I suspect Ms. Avraamidou’s film will do well at the K-Cineplex. Not only does it star well-known faces from local TV shows – a few of them, notably Stavros Louras and Demetris Xystras, doing infinitely better than you’d expect from their TV work – but it deals with a talismanic moment in Cyprus history, the coup and invasion of 1974, and may even prove controversial in making a nationalist its main villain (though by the end he’s morphed into a flawed hero). The problem – which won’t be a problem for local audiences, accustomed as they are to TV – is that it’s all a little flat, and the main culprit is a lack of coverage. The build-up is fine, but the big scenes cry out for more. The post-coup scene between Louras and Popi Avraam, where he begs her to have faith in him even though it “might seem like we’ve done something foolish”, needs close-ups, alternations, some kind of rhythm – but it’s done in a single placid two-shot, as if onstage. The reasons (I assume) have to do with a low budget, but it’s still a shame – especially since the film is so heartfelt. Cypriots of a certain age may find themselves collapsing in tears.

Festival films don’t often milk tears. As a woman (not the same one) noted at the Terence Davies Masterclass, arthouse movies nowadays shy away from being “emotional”; instead they specialise in detachment and sly observation – qualities very much in evidence in two excellent films, both Latin American, both featuring youngsters. A Week Alone screened in International Competition, and won Best Director for its Argentinian helmer Celina Murga (top prize, the “Golden Alexander”, went to the Iranian drama Over There); it’s deceptively simple, a tale of some rich kids left alone by their parents in a gated suburban community – but the film is both lovely (in a poised, natural way) and seething with inner life. The kids are almost interchangeable, yet show subtle hints of the kinds of adults they’re likely to become. One girl says she believes in God “just like everybody else” and also likes to draw houses (something cosy and safe); one boy is aggressively macho and clearly insecure, uncomfortable around girls, unpleasant with the working-class kid who joins them in Act 3. By the end, enough tensions have come to the surface to make it clear the youngsters’ privileged lives won’t be as happy as they think.

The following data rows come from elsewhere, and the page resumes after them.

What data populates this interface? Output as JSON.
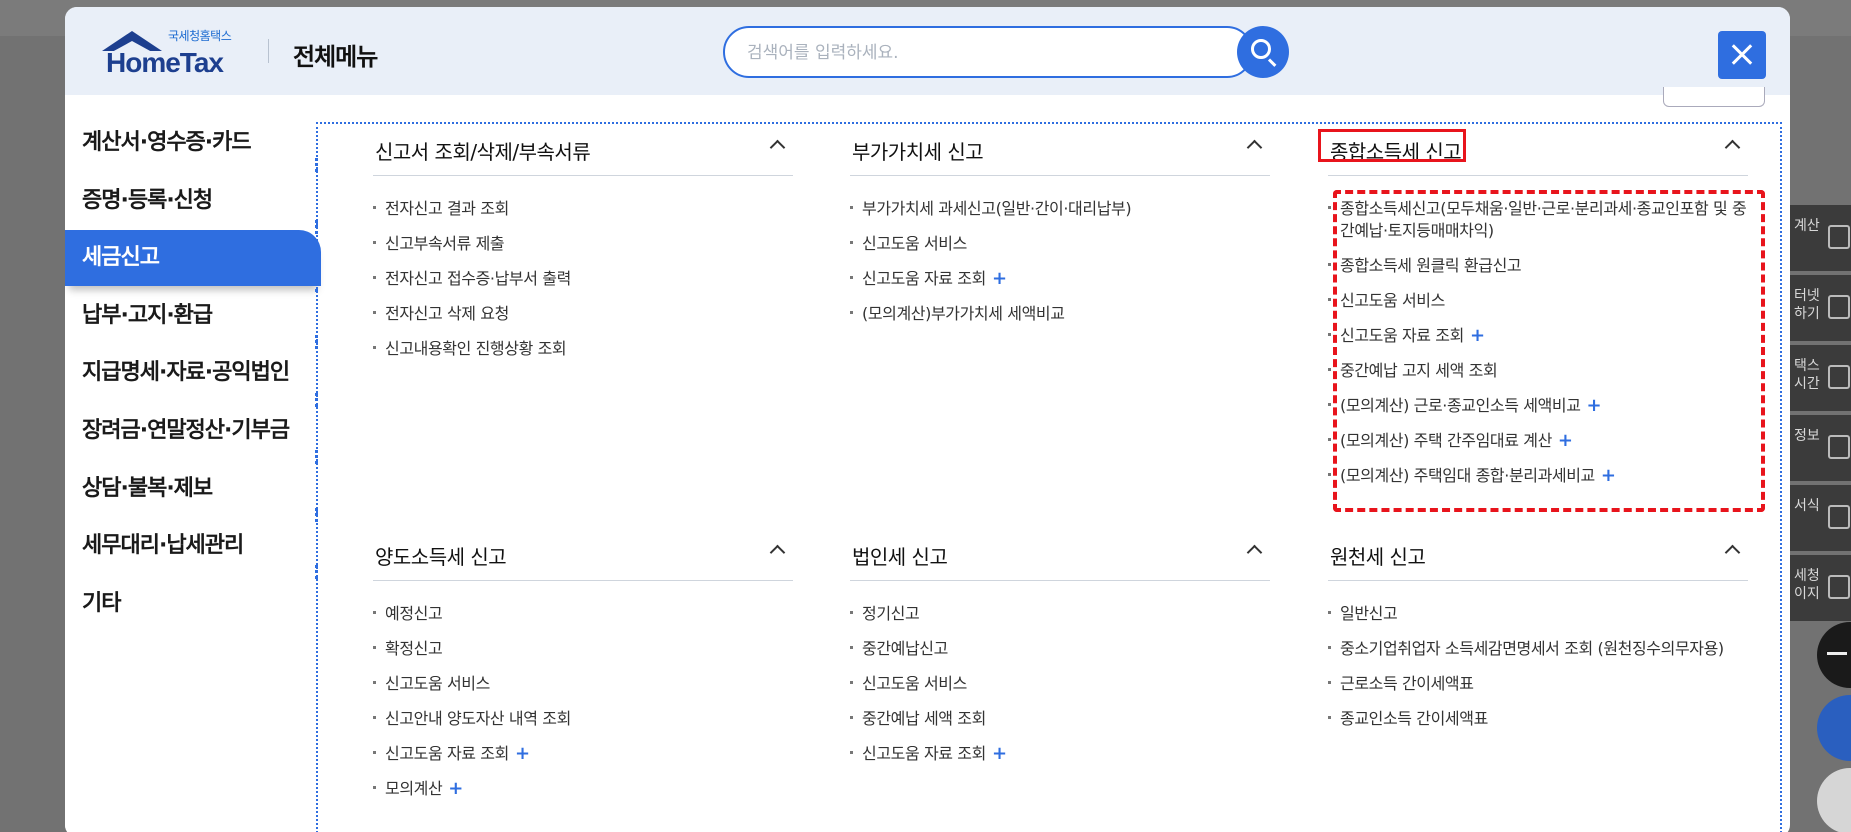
{
  "quick_menu": [
    {
      "label": "계산",
      "icon": "calculator-icon"
    },
    {
      "label": "터넷\n하기",
      "icon": "headset-icon"
    },
    {
      "label": "택스\n시간",
      "icon": "clock-icon"
    },
    {
      "label": "정보",
      "icon": "pen-icon"
    },
    {
      "label": "서식",
      "icon": "document-icon"
    },
    {
      "label": "세청\n이지",
      "icon": "building-icon"
    }
  ],
  "header": {
    "logo_small": "국세청홈택스",
    "logo_big": "HomeTax",
    "title": "전체메뉴",
    "search_placeholder": "검색어를 입력하세요."
  },
  "left_nav": [
    {
      "label": "계산서·영수증·카드",
      "active": false
    },
    {
      "label": "증명·등록·신청",
      "active": false
    },
    {
      "label": "세금신고",
      "active": true
    },
    {
      "label": "납부·고지·환급",
      "active": false
    },
    {
      "label": "지급명세·자료·공익법인",
      "active": false
    },
    {
      "label": "장려금·연말정산·기부금",
      "active": false
    },
    {
      "label": "상담·불복·제보",
      "active": false
    },
    {
      "label": "세무대리·납세관리",
      "active": false
    },
    {
      "label": "기타",
      "active": false
    }
  ],
  "sections": [
    {
      "title": "신고서 조회/삭제/부속서류",
      "items": [
        {
          "label": "전자신고 결과 조회",
          "plus": false
        },
        {
          "label": "신고부속서류 제출",
          "plus": false
        },
        {
          "label": "전자신고 접수증·납부서 출력",
          "plus": false
        },
        {
          "label": "전자신고 삭제 요청",
          "plus": false
        },
        {
          "label": "신고내용확인 진행상황 조회",
          "plus": false
        }
      ]
    },
    {
      "title": "부가가치세 신고",
      "items": [
        {
          "label": "부가가치세 과세신고(일반·간이·대리납부)",
          "plus": false
        },
        {
          "label": "신고도움 서비스",
          "plus": false
        },
        {
          "label": "신고도움 자료 조회",
          "plus": true
        },
        {
          "label": "(모의계산)부가가치세 세액비교",
          "plus": false
        }
      ]
    },
    {
      "title": "종합소득세 신고",
      "items": [
        {
          "label": "종합소득세신고(모두채움·일반·근로·분리과세·종교인포함 및 중간예납·토지등매매차익)",
          "plus": false
        },
        {
          "label": "종합소득세 원클릭 환급신고",
          "plus": false
        },
        {
          "label": "신고도움 서비스",
          "plus": false
        },
        {
          "label": "신고도움 자료 조회",
          "plus": true
        },
        {
          "label": "중간예납 고지 세액 조회",
          "plus": false
        },
        {
          "label": "(모의계산) 근로·종교인소득 세액비교",
          "plus": true
        },
        {
          "label": "(모의계산) 주택 간주임대료 계산",
          "plus": true
        },
        {
          "label": "(모의계산) 주택임대 종합·분리과세비교",
          "plus": true
        }
      ]
    },
    {
      "title": "양도소득세 신고",
      "items": [
        {
          "label": "예정신고",
          "plus": false
        },
        {
          "label": "확정신고",
          "plus": false
        },
        {
          "label": "신고도움 서비스",
          "plus": false
        },
        {
          "label": "신고안내 양도자산 내역 조회",
          "plus": false
        },
        {
          "label": "신고도움 자료 조회",
          "plus": true
        },
        {
          "label": "모의계산",
          "plus": true
        }
      ]
    },
    {
      "title": "법인세 신고",
      "items": [
        {
          "label": "정기신고",
          "plus": false
        },
        {
          "label": "중간예납신고",
          "plus": false
        },
        {
          "label": "신고도움 서비스",
          "plus": false
        },
        {
          "label": "중간예납 세액 조회",
          "plus": false
        },
        {
          "label": "신고도움 자료 조회",
          "plus": true
        }
      ]
    },
    {
      "title": "원천세 신고",
      "items": [
        {
          "label": "일반신고",
          "plus": false
        },
        {
          "label": "중소기업취업자 소득세감면명세서 조회 (원천징수의무자용)",
          "plus": false
        },
        {
          "label": "근로소득 간이세액표",
          "plus": false
        },
        {
          "label": "종교인소득 간이세액표",
          "plus": false
        }
      ]
    }
  ],
  "colors": {
    "accent": "#2f6ee0",
    "highlight": "#e8141c"
  }
}
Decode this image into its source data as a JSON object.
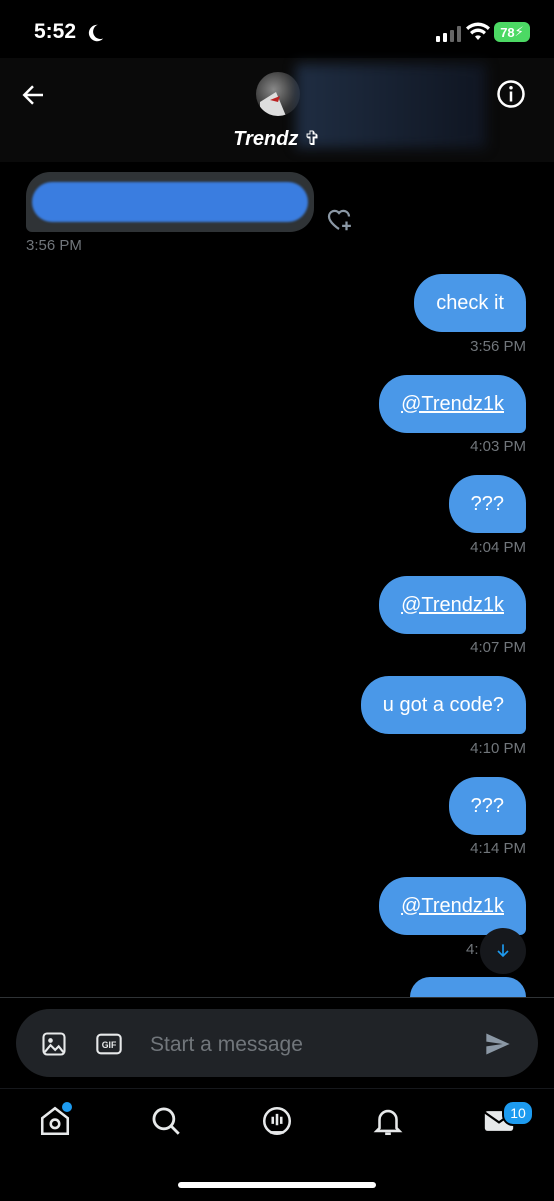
{
  "status_bar": {
    "time": "5:52",
    "battery": "78"
  },
  "header": {
    "contact_name": "Trendz ✞"
  },
  "messages": [
    {
      "direction": "in",
      "text": "",
      "time": "3:56 PM"
    },
    {
      "direction": "out",
      "text": "check it",
      "time": "3:56 PM",
      "link": false
    },
    {
      "direction": "out",
      "text": "@Trendz1k",
      "time": "4:03 PM",
      "link": true
    },
    {
      "direction": "out",
      "text": "???",
      "time": "4:04 PM",
      "link": false
    },
    {
      "direction": "out",
      "text": "@Trendz1k",
      "time": "4:07 PM",
      "link": true
    },
    {
      "direction": "out",
      "text": "u got a code?",
      "time": "4:10 PM",
      "link": false
    },
    {
      "direction": "out",
      "text": "???",
      "time": "4:14 PM",
      "link": false
    },
    {
      "direction": "out",
      "text": "@Trendz1k",
      "time": "4:",
      "link": true
    }
  ],
  "composer": {
    "placeholder": "Start a message"
  },
  "bottom_nav": {
    "messages_badge": "10"
  },
  "colors": {
    "accent": "#1d9bf0",
    "bubble_out": "#4a98e8",
    "bubble_in": "#2f3336"
  }
}
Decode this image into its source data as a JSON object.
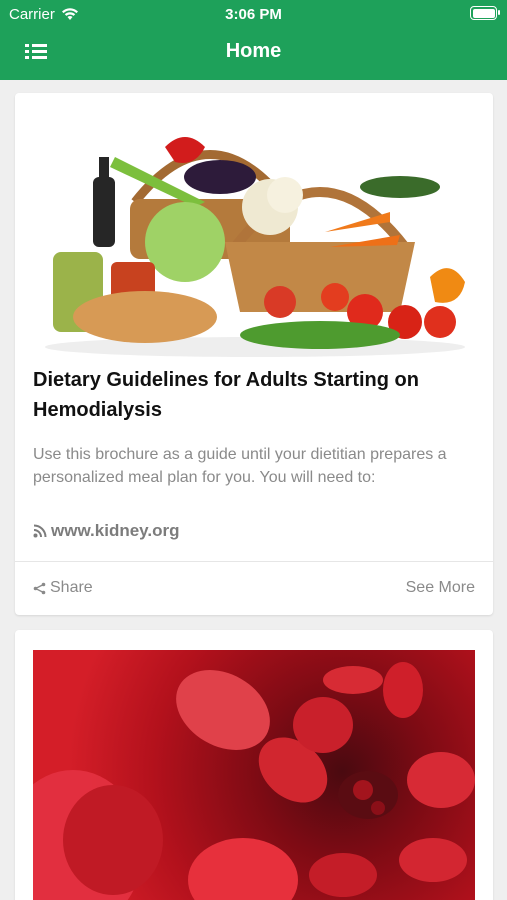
{
  "status_bar": {
    "carrier": "Carrier",
    "time": "3:06 PM"
  },
  "header": {
    "title": "Home",
    "background": "#1ea15a"
  },
  "articles": [
    {
      "title": "Dietary Guidelines for Adults Starting on Hemodialysis",
      "description": "Use this brochure as a guide until your dietitian prepares a personalized meal plan for you. You will need to:",
      "source": "www.kidney.org",
      "share_label": "Share",
      "see_more_label": "See More",
      "image": "vegetables-basket-photo"
    },
    {
      "image": "red-blood-cells-photo"
    }
  ],
  "icons": [
    "wifi-icon",
    "battery-icon",
    "menu-list-icon",
    "rss-icon",
    "share-icon"
  ]
}
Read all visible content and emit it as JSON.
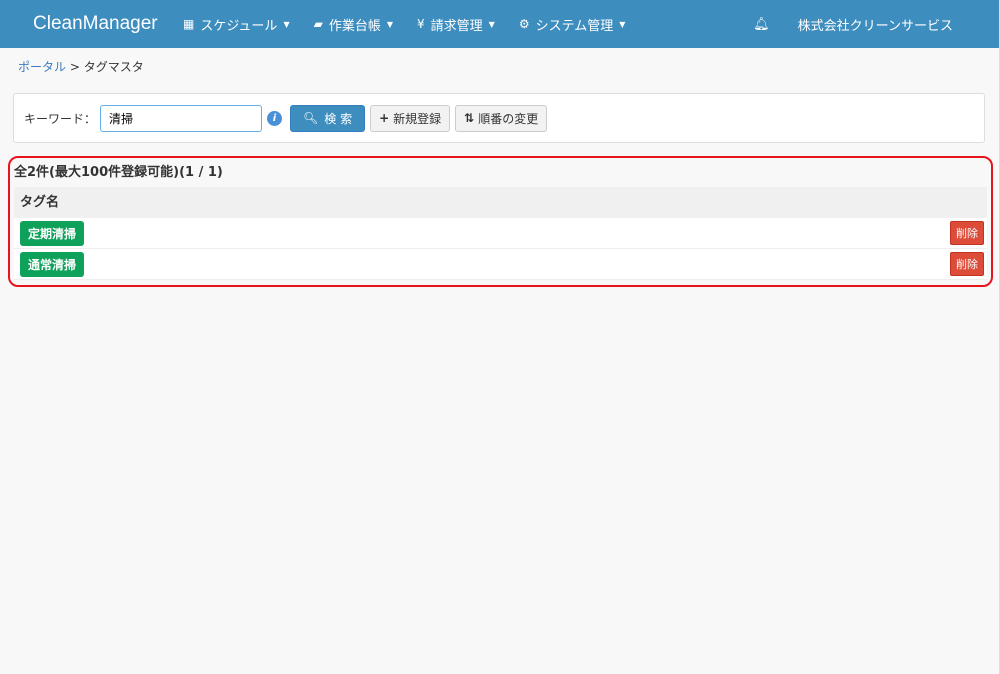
{
  "header": {
    "brand": "CleanManager",
    "menus": [
      {
        "label": "スケジュール",
        "icon": "calendar-icon"
      },
      {
        "label": "作業台帳",
        "icon": "book-icon"
      },
      {
        "label": "請求管理",
        "icon": "yen-icon"
      },
      {
        "label": "システム管理",
        "icon": "gears-icon"
      }
    ],
    "company": "株式会社クリーンサービス"
  },
  "breadcrumb": {
    "home": "ポータル",
    "separator": ">",
    "current": "タグマスタ"
  },
  "search": {
    "label": "キーワード：",
    "value": "清掃",
    "search_label": "検 索",
    "new_label": "新規登録",
    "order_label": "順番の変更"
  },
  "list": {
    "summary": "全2件(最大100件登録可能)(1 / 1)",
    "column": "タグ名",
    "rows": [
      {
        "name": "定期清掃",
        "delete": "削除"
      },
      {
        "name": "通常清掃",
        "delete": "削除"
      }
    ]
  },
  "colors": {
    "nav": "#3d8dbf",
    "tag": "#0da15a",
    "delete": "#dd4b39",
    "highlight": "#e8141d"
  }
}
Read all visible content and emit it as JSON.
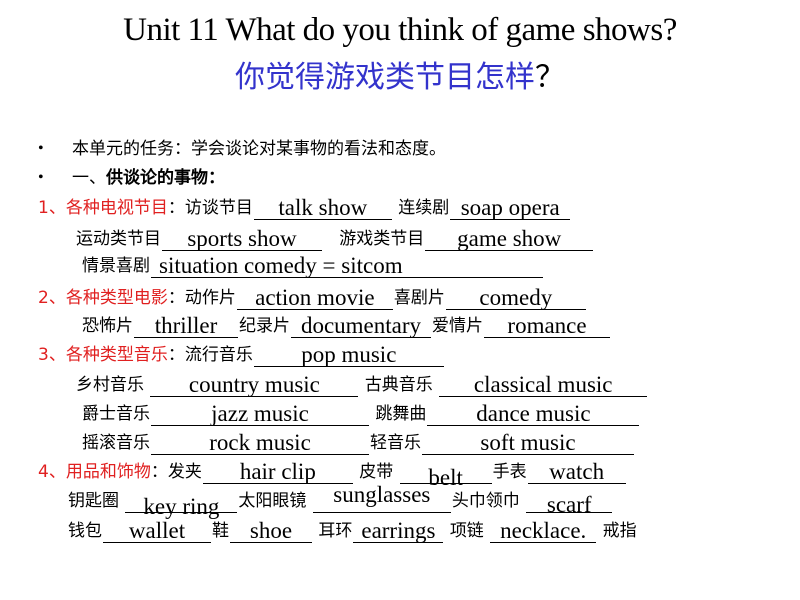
{
  "title": {
    "english": "Unit 11 What do you think of game shows?",
    "chinese": "你觉得游戏类节目怎样",
    "chinese_qmark": "？"
  },
  "bullets": [
    {
      "text": "本单元的任务：学会谈论对某事物的看法和态度。"
    },
    {
      "prefix": "一、",
      "text": "供谈论的事物："
    }
  ],
  "sections": [
    {
      "heading": "1、各种电视节目",
      "colon": "：",
      "items": [
        {
          "label": "访谈节目",
          "answer": "talk show"
        },
        {
          "label": "连续剧",
          "answer": "soap opera"
        },
        {
          "label": "运动类节目",
          "answer": "sports show"
        },
        {
          "label": "游戏类节目",
          "answer": "game show"
        },
        {
          "label": "情景喜剧",
          "answer": "situation comedy = sitcom"
        }
      ]
    },
    {
      "heading": "2、各种类型电影",
      "colon": "：",
      "items": [
        {
          "label": "动作片",
          "answer": "action movie"
        },
        {
          "label": "喜剧片",
          "answer": "comedy"
        },
        {
          "label": "恐怖片",
          "answer": "thriller"
        },
        {
          "label": "纪录片",
          "answer": "documentary"
        },
        {
          "label": "爱情片",
          "answer": "romance"
        }
      ]
    },
    {
      "heading": "3、各种类型音乐",
      "colon": "：",
      "items": [
        {
          "label": "流行音乐",
          "answer": "pop music"
        },
        {
          "label": "乡村音乐",
          "answer": "country  music"
        },
        {
          "label": "古典音乐",
          "answer": "classical music"
        },
        {
          "label": "爵士音乐",
          "answer": "jazz music"
        },
        {
          "label": "跳舞曲",
          "answer": "dance  music"
        },
        {
          "label": "摇滚音乐",
          "answer": "rock music"
        },
        {
          "label": "轻音乐",
          "answer": "soft music"
        }
      ]
    },
    {
      "heading": "4、用品和饰物",
      "colon": "：",
      "items": [
        {
          "label": "发夹",
          "answer": "hair clip"
        },
        {
          "label": "皮带",
          "answer": "belt"
        },
        {
          "label": "手表",
          "answer": "watch"
        },
        {
          "label": "钥匙圈",
          "answer": "key ring"
        },
        {
          "label": "太阳眼镜",
          "answer": "sunglasses"
        },
        {
          "label": "头巾领巾",
          "answer": "scarf"
        },
        {
          "label": "钱包",
          "answer": "wallet"
        },
        {
          "label": "鞋",
          "answer": "shoe"
        },
        {
          "label": "耳环",
          "answer": "earrings"
        },
        {
          "label": "项链",
          "answer": "necklace."
        },
        {
          "label": "戒指",
          "answer": ""
        }
      ]
    }
  ],
  "punct": {
    "period": ".",
    "bullet": "•"
  },
  "colors": {
    "heading_red": "#e02020",
    "title_blue": "#3333cc"
  }
}
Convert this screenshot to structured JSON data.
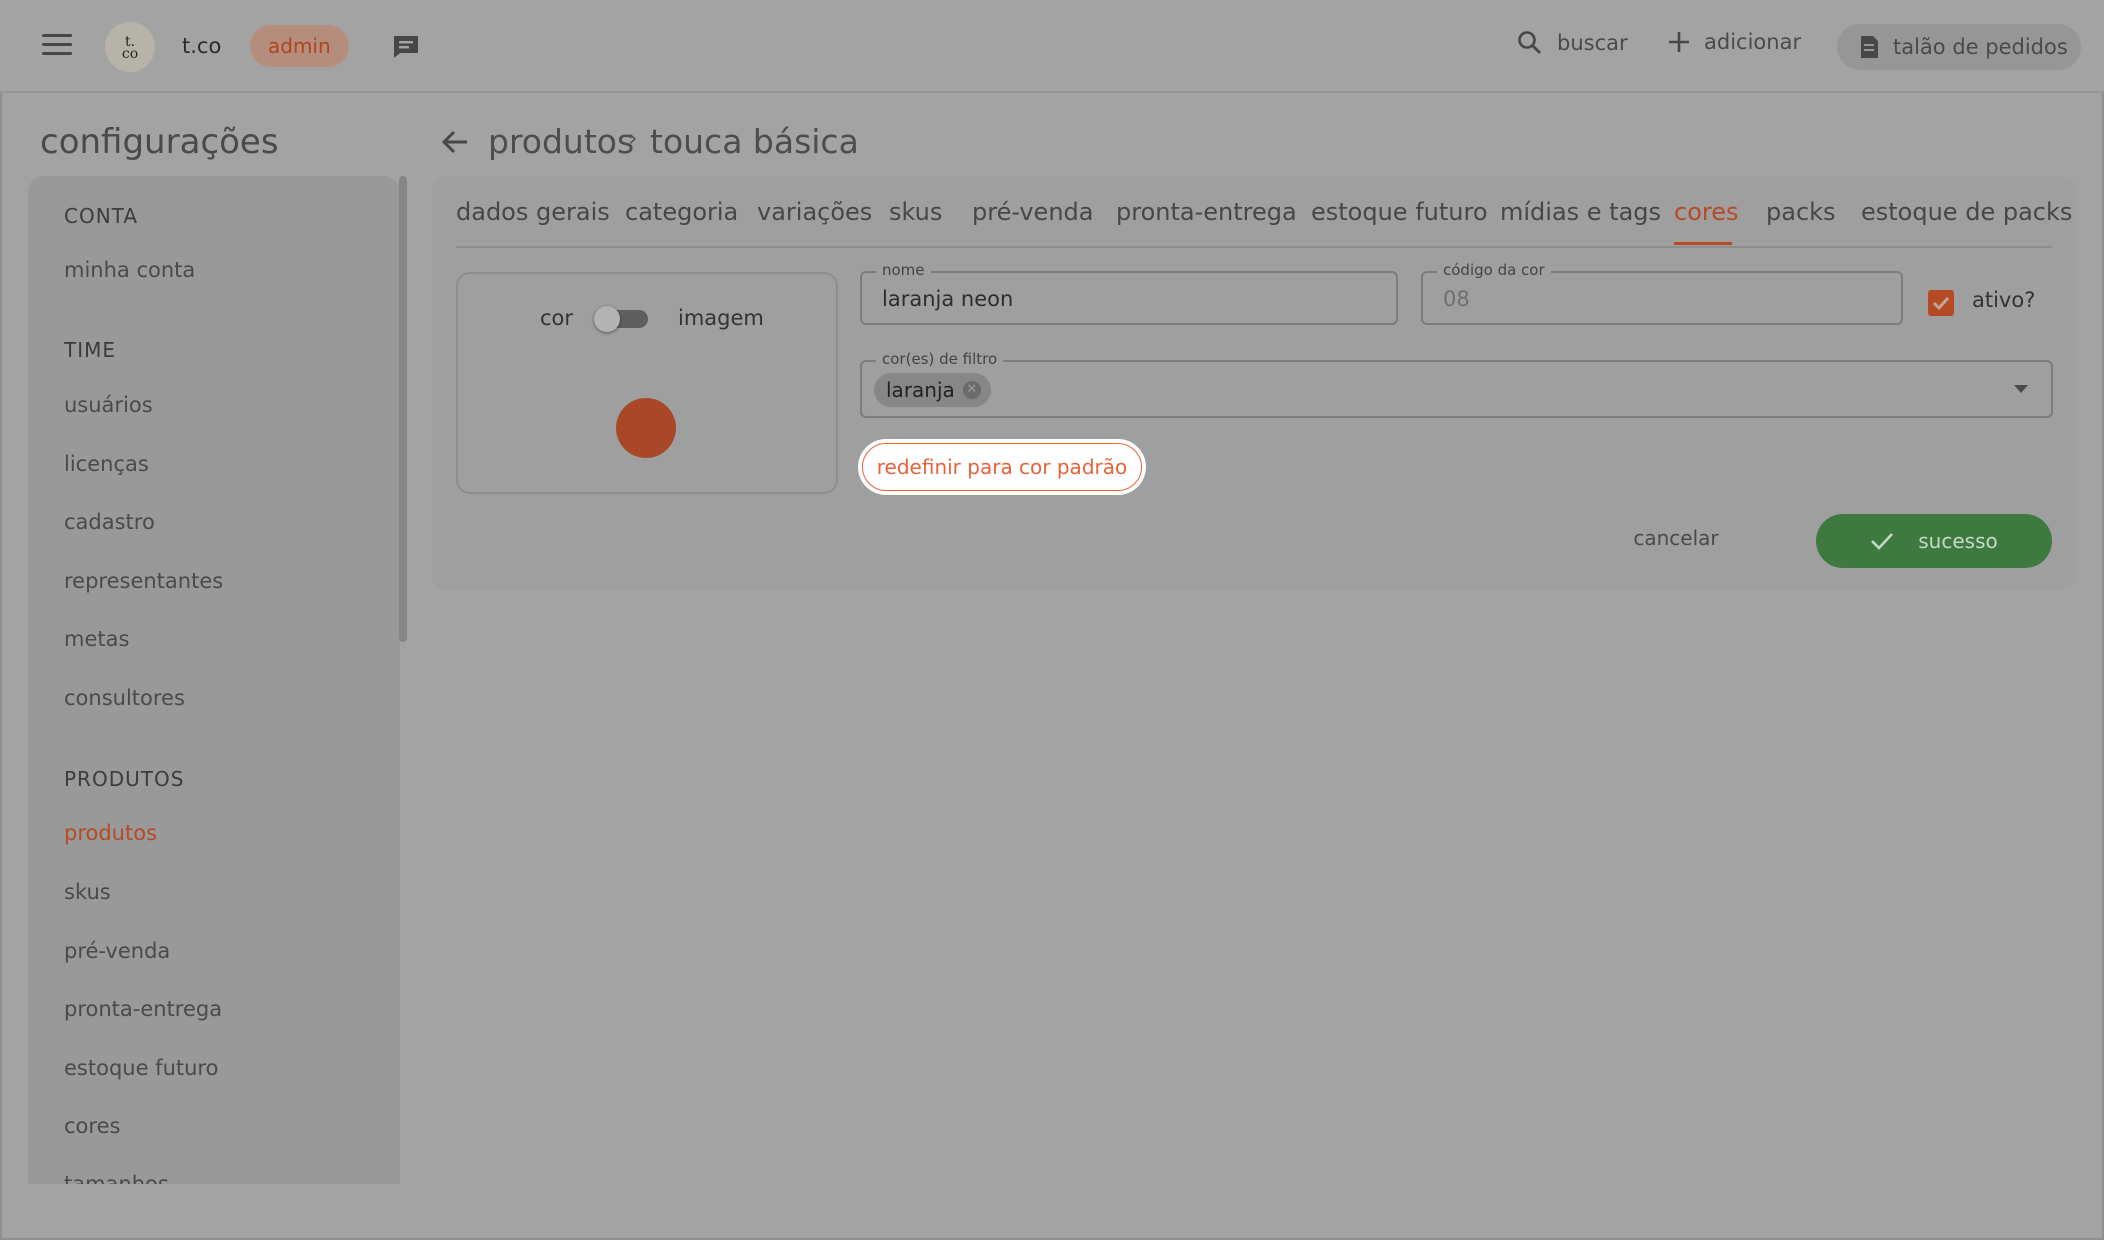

Almost as good is Lake Tahoe, a deadpan Mexican comedy from director Fernando Eimbcke (who made the very similar Duck Season) which starts off droll – a boy crashes his car, and wanders around trying to find a mechanic – and ends up tender, its characters granted dreams, hidden depths and secret melancholy. This and the Murga were probably my favourites of the new films I watched at Thessaloniki – but there was so much more. Shocking, salacious Serbis from the Philippines, set in a rundown porn cinema. The gloriously-titled My Marlon and Brando, a sometimes-amazing Turkish film based on a true story. Hypnotically nasty Tony Manero, from Chile. Daytime Drinking, a Korean slacker comedy featuring copious drinking (much applauded by the student audience). Flower in the Pocket, the aforementioned (very bad) Malaysian film. Even W., Oliver Stone’s brand-new biography of the still-incumbent US President, starring Josh Brolin as George W. Bush. I didn’t bother (it’ll be out in cinemas before too long), though it’s said to be entertaining, counter-intuitively played as comedy – and Stone himself was there, not just giving interviews but enjoying the Festival ambience, especially when Emir Kusturica showed up with his rowdy Serbian band (known as the ‘No Smoking Orchestra’) and Stone climbed onstage, the two award-winning directors joining forces in an improvised duet. Only in Thessaloniki.